Egyptian Pyramids - who built the pyramids? Why were the pyramids built? Where are the pyramids? How many pyramids are there in Egypt? What were the pyramids used for? The Bent pyramid. The Step Pyramid. The Red Pyramid. The Great Pyramid. The Pyramids at Giza. This site aims to answer those questions and many more, giving an insight into the truely magnificent structures know as the pyramids of Egypt!

How were the Pyramids were built?

Moving around three million cubes of stone, weighing around two tons apiece is no easy task, even by todays methods. So how did the Ancient Egyptians do this, in an age when iron was unknown and the wheel and pully had not yet been invented?

Unfortunately, there are no existing plans on how the pyramids of Egypt were built. However many Egyptologists and scientists have made educated guesses and calculations regarding their construction. We can make an assumption of how they were constructed, but only the ancient Egyptians will ever know for certain how they achieved such wonderful monuments.

Preparing the Site

The first step to building a pyramid would have been to chose a suitable site, which must be on the west side of the Nile. The west was were the sun set and the ancient Egyptians believed that was were the dead entered the Underworld. Each year the Nile would perform its annual flood so the site also had to be on slightly higher ground to prevent the flood waters from reaching the pyramid. But the site still had to be near enough to the Nile so that it could be used to transport the mighty stone blocks which would be used in the pyramid's construction.

The site also had to have a firm rock base in order to support the tremendous weight of the pyramid, without the risk of subsidence and thus cracking the pyramid, or indeed causing it to collapse altogether.

Finally, the site had to be near enough to the capital city in order for the Pharaoh to inspect the building work whenever he wished.

Each side of the pyramid had to face one of the cardinal points (north, south, east and west). In order to ensure this the workers calculated true north, probably by using a certain star and observing the rising and setting of the star. The rising and setting positions would have been marked on an artificial horizon and, by bisecting the angle made, would obtain a north-south line. Once they had achieved a north-south line they would quite easily have found east and west, using right angle instruments we know existed.

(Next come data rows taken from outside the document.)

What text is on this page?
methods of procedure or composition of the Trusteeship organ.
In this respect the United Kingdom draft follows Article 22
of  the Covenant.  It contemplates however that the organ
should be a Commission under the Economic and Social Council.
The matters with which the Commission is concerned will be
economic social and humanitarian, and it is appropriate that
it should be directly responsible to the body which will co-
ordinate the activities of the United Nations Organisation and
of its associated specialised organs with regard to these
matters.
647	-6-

The base of the pyramid also had to be perfectly square, with the four sides exactly the same length and the corners perfect right angles. Again, using basic mathematics this would have been relatively straight forward for the pyramid builders.

Once a suitable site was chosen, the workers would have prepared a firm foundation by removing loose sand and stones from the rock. The rock base had to be perfectly flat. In order to achieve this it is thought that the workers would have used a method whereby they built a small mud wall around the the base, cutting channels in a grid pattern over the base surface. Then they would have filled the channels with water and marked the area the water reached. After the water was drained away they would cut any protruding rock to the level indicated by the water, and any depressions would have been filled with stones, thereby creating a perfectly flat surface.

Raising the Pyramid

The exact method of raising the pyramid is not known. Several theories exist but, as there are no known records or texts regarding the construction process, all they remain is theories.

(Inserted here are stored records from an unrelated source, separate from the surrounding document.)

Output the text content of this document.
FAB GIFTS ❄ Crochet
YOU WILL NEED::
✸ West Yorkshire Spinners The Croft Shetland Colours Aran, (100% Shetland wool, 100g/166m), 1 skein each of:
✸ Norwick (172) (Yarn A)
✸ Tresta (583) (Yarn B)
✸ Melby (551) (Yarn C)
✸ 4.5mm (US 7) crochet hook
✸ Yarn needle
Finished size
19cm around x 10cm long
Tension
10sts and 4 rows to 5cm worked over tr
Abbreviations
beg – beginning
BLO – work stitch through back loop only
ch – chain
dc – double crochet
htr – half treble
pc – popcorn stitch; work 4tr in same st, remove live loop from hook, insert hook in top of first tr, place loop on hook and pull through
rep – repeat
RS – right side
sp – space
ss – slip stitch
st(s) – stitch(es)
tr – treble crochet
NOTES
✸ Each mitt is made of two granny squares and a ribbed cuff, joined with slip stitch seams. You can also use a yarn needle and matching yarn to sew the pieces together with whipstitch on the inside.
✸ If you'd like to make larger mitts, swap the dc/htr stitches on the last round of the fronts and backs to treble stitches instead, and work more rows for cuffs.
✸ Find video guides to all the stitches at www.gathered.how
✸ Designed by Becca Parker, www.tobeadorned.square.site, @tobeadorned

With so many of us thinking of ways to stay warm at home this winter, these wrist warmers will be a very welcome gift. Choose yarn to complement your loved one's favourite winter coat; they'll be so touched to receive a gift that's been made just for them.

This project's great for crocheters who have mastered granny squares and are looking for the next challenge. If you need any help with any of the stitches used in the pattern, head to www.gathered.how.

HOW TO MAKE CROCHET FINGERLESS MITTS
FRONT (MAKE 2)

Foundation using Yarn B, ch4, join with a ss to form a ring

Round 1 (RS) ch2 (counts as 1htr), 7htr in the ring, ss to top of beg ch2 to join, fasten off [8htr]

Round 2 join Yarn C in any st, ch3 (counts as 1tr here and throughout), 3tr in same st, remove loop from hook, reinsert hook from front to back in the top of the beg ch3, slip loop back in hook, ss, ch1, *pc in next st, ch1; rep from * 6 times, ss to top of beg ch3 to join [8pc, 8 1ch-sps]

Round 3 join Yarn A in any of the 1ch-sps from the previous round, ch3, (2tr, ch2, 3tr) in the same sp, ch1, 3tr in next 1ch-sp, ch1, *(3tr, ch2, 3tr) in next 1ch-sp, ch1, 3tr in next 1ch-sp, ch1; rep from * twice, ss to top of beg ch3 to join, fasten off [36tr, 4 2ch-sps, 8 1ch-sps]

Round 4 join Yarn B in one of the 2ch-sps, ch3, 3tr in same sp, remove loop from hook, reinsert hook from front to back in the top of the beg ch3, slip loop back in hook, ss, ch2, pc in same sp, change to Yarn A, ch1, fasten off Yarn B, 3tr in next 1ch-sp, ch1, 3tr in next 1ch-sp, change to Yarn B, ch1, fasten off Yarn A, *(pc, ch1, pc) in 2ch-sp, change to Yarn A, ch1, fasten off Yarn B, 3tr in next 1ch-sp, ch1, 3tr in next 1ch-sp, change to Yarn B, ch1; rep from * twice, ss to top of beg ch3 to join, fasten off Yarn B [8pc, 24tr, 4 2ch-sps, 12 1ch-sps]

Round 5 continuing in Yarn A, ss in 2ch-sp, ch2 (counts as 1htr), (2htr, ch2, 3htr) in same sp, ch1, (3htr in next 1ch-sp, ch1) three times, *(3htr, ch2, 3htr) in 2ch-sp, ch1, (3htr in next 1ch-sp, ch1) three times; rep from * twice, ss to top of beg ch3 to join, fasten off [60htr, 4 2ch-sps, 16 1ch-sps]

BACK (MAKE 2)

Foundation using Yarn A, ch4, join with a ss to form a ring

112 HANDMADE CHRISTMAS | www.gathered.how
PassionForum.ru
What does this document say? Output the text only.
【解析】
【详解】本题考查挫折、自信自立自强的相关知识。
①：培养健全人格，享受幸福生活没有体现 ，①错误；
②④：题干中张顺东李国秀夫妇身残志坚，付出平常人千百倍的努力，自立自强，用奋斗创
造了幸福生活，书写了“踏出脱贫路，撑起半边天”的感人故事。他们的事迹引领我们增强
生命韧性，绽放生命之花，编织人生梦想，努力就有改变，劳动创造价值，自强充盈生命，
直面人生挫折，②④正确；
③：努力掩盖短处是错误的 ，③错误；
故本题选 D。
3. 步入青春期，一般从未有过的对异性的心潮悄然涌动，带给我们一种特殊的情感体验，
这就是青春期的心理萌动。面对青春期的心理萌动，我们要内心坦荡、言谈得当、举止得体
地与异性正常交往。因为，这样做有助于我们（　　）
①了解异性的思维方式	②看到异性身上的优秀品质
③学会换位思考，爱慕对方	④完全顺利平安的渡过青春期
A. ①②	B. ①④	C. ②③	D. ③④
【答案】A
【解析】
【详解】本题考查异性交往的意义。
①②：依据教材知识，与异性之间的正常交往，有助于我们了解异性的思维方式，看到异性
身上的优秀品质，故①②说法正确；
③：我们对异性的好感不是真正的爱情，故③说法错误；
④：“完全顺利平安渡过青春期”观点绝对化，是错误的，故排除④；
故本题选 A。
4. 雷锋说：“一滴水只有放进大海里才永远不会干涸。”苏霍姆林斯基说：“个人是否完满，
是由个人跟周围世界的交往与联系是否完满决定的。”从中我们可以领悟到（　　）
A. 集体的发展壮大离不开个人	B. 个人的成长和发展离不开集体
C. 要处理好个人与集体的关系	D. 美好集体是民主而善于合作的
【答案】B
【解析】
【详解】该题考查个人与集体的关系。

We can safely rule out the use of pulleys. We know that pulleys were not invented until Roman times, well after the pyramids were built.


One theory is that a ramp was built as the pyramid grew, allowing the workers to transport the huge building blocks up to the latest level of the pyramid. The only problem with this theory is that as the pyramid grew, the ramp would have to become longer and longer, otherwise the angle of the ramp would be too step for practical use. By the time the pyramid was taking on shape, the ramp would have to stretch far out into the desert. There is no evidence to support this theory, no pieces of ramps have ever been found at pyramid sites.

Another theory is that the ramp would wind around the pyramid as it grew, rather than stretch out into the desert, somewhat similar to modern day scaffolding. This would require less building and most experts agree that this is the likely method of pyramid construction, although, as mentioned previously, there is no surviving evidence to support this theory.

However the pyramids were constructed, one thing we do know. They are impressive structures which have stood the test of time. The engineers of the day were far more advanced in mathematics, geometry, architecture and construction than we really can imagine for a civilization so old. The pyramids are an enigma, but that is also true of their builders.